State Senators and Rick Perry keep chipping away at private toll road 'moratorium.'
With replacement in limbo, Perry vetoes toll bill
Senate rebuffs House changes to SB 792, pushing final action on the tollway overhaul into the session's last week.
May 19, 2007
By Ben Wear
The Texas Senate declined to accept House changes in a key toll road bill Friday, thus requiring a House and Senate conference committee to craft a compromise version and triggering a gubernatorial veto of another bill.
When the House decided to knock off work for the weekend early Friday afternoon, Senate Bill 792 was put on ice until Monday. That led Gov. Rick Perry to follow through on his pledge to veto the legislation that SB 792 is meant to replace, House Bill 1892. The governor said that legislation "jeopardizes billions of dollars of infrastructure investment and invites a potentially significant reduction in federal transportation funding."
Perry vetoed the bill just before 5 p.m.
"I am grateful that legislators are working with me in subsequent legislation to address these concerns I have expressed," Perry said in his veto message.
That combination of events leaves open for a few more days the exact shape of the Legislature's overhaul of Texas toll road policy.
Lawmakers, responding to intense voter reaction to private toll road leases and Perry's Trans-Texas Corridor plan, have been sifting and debating options all session.
Legislators thought they had completed the job about two weeks ago when they passed HB 1892 almost unanimously. That bill included a partial freeze of private toll road contracts for two years, new limits on contract provisions for such long-term leases, and measures giving local toll road agencies the first shot at turnpike construction in their areas.

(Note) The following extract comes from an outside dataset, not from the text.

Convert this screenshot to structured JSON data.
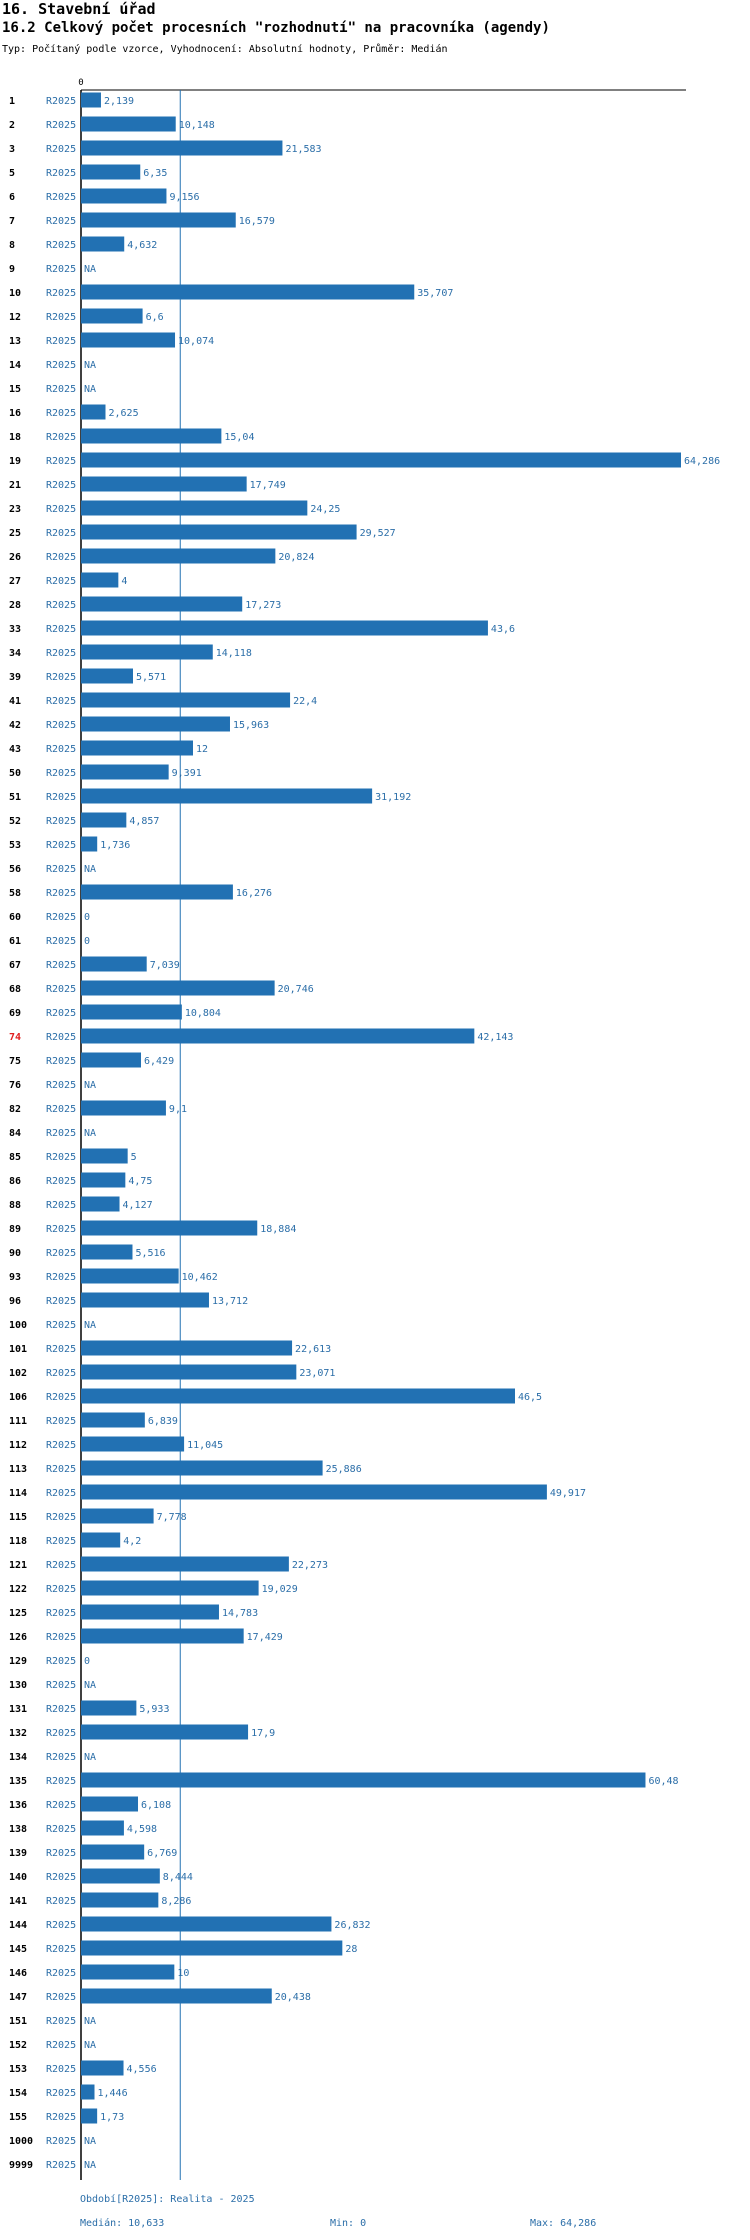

But Perry hinted that he would veto and threatened to call a special session if the Legislature didn't bring him a new bill addressing his concerns. SB 792 was that bill, and sponsors had hoped to get it to him before 11:59 p.m. Friday, the deadline for Perry to veto HB 1892.
They didn't make it.
The House added 18 amendments Thursday to the version passed by the Senate on Monday, and some of those changes were unacceptable to at least some senators. Sen. Eliot Shapleigh, for instance, did not like several amendments by his fellow El Paso Democrat, Rep. Joe Pickett.
And Perry was said to be unhappy with an amendment by state Rep. Lois Kolkhorst, R-Brenham, meant to address a potential conflict of interest for investment banks participating in private toll road deals.
The Senate named its conference committee members Friday afternoon, but the House left town before approving its list.
Nonetheless, key House and Senate members began to negotiate Friday. Senate Bill 792 sponsor Sen. Tommy Williams, R-The Woodlands, said quick action next week is possible.
"This is not a days-long process," Williams said. "This is a few hours."
The Legislature still has the option, should SB 792 run aground, of voting to override Perry's veto of HB 1892. That would require approval of at least two-thirds of the members in both the Senate and House.